Determining applicability is hard
Posted May 1, 2008 0:59 UTC (Thu) by
jzbiciak (
✭ supporter ✭, #5246)
In reply to:
Determining applicability is hard by jreiser
Parent article:
Ksplice: kernel patches without reboots
I'm not sure I follow. Let's look at a patch, shall we?
--- a/mm/memory.c
+++ b/mm/memory.c
@@ -983,6 +983,8 @@ int get_user_pages(struct task_struct *tsk, struct mm_struct *mm,
int i;
unsigned int vm_flags;
+ if (len <= 0)
+ return 0;
/*
* Require read or write permissions.
* If 'force' is set, we only require the "MAY" flags.
(If our dear editor is reading, he might get a chuckle out of my selection.)
I would argue that "get_user_pages" has plenty of side effects in memory on nearly all interesting execution paths. And yet, I imagine this splicing trick works just fine with this patch.
We've changed the algorithm for "get_user_pages" so it doesn't do strange and mysterious things (occasionally leading to local-root exploits) when the length is negative. Since we didn't free all other user pages ahead of time, previous outputs are "in view."

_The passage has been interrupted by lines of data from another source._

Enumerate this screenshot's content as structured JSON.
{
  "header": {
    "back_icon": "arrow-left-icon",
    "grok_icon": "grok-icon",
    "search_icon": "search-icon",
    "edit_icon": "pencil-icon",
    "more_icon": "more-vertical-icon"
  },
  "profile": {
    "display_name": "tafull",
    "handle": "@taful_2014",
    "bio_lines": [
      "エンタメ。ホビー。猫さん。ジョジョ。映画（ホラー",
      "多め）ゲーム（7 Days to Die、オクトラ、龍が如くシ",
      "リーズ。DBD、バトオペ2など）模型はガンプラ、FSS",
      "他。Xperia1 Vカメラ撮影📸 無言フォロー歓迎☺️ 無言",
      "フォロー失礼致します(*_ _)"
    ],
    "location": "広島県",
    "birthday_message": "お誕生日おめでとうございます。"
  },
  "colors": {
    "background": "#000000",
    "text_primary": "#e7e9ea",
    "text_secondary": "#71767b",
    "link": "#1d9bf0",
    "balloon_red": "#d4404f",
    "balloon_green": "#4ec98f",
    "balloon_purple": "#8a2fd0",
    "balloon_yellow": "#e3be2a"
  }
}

What I *will* buy is if someone exploited this hole on a running kernel, patching the bug after the fact won't cause the bogus allocation to disappear. But, in that case, you're b0rked anyway.
Your argument applies only when valid inputs give materially different outputs. Note that I say materially different. If I change Initial Sequence Number generation in my TCP/IP stack (a noticeable change!), I don't have to close all other TCP connections that are in the process of being established. I just get better behavior going forward.